Here is Scripture that separates volition from conduct "The mind of man plans his way, But YHWH directs his steps" (Proverbs 16:9).
And, here is Scripture that states God controls individual believer's volition (will) and conduct (work) "it is God who is at work in you, both to will and to work for His good pleasure" (Philippians 2:13).
And here is Scripture that states individual unbeliever!s volition is called self-will that leads to destruction "the Lord knows how to rescue the godly from temptation, and to keep the unrighteous under punishment for the day of judgment, and especially those who indulge the flesh in its corrupt desires and despise authority, daring, self-willed, they do not tremble when they revile angelic majesties" (2 Peter 2:9-19).
Do not be deceived, Almighty God controls each individual of us Christians by God's grace for God's glory "the love of Christ controls us" (2 Corinthians 5:14).
This op does not make that case. This op is a wall of text and within that wall of text scripture is mishandled and the arguments poorly reasoned. It's a bad op. I find that to be the case with both your ops.

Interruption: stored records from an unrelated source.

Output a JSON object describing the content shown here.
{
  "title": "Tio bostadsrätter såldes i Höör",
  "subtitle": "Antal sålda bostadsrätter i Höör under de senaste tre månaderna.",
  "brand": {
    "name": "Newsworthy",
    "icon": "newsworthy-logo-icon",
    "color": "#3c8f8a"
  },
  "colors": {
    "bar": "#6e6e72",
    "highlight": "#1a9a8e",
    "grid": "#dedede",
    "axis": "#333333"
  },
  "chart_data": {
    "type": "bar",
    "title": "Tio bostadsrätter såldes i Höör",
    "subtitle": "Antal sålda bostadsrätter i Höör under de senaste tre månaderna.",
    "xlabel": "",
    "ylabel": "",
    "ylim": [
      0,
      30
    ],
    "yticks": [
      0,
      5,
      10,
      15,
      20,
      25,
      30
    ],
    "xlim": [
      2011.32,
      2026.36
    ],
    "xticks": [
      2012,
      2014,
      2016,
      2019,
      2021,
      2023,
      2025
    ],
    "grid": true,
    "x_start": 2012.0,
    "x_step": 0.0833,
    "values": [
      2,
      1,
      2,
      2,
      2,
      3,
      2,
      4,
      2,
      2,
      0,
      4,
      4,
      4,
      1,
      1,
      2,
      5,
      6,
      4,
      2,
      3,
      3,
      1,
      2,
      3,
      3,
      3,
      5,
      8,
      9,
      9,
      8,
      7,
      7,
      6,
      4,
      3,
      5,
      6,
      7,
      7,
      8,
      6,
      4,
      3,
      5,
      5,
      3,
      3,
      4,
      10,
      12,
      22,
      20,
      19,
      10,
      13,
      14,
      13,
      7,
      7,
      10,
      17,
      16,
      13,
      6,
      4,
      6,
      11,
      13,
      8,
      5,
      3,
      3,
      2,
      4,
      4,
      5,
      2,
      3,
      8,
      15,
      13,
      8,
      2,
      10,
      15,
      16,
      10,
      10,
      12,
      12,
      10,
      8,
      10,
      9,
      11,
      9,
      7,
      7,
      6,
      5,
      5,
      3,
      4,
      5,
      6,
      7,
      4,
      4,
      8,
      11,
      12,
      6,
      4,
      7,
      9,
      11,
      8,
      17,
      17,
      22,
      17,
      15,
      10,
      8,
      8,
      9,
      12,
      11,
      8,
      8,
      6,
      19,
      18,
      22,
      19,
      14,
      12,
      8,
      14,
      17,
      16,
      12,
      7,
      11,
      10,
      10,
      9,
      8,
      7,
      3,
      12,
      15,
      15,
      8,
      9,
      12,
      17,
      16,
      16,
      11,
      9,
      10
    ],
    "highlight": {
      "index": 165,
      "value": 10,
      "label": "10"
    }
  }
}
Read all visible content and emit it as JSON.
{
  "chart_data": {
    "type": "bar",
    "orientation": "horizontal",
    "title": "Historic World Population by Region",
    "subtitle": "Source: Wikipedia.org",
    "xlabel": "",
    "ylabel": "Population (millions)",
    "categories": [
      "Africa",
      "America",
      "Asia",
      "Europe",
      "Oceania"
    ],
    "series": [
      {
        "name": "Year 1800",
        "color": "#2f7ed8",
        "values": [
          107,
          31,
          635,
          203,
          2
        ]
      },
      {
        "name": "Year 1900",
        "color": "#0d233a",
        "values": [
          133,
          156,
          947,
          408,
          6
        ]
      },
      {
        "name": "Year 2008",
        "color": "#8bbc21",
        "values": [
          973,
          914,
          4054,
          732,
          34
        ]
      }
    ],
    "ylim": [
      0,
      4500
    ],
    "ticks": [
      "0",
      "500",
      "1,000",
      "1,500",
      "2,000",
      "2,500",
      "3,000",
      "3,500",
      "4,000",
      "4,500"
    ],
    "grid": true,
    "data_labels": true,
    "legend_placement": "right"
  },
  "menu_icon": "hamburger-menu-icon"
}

No, it does not. In point of fact the first three statements in the op are factually incorrect.
No Scripture, no quotes, no support for your writing "In point of fact the first three statements in the op are factually incorrect" there, merely you casting aside the original post without any attempt "to respectfully discuss" by you systematically examining the original post.
Your hypocritically asserted against me that "I'm betting you lack the ability to respectfully discuss the errors in the op and self-correct them", but later in your self-same post, you disparagingly wrote "This op is a wall of text and within that wall of text scripture is mishandled and the arguments poorly reasoned".
In this post, God had me scrupulously examine the thoughts of your heart that define who you are.
The original post contains the Truth (John 14:6) which shows richly in Scripture that Adam was not imparted free will, so no man thereafter was imparted free will.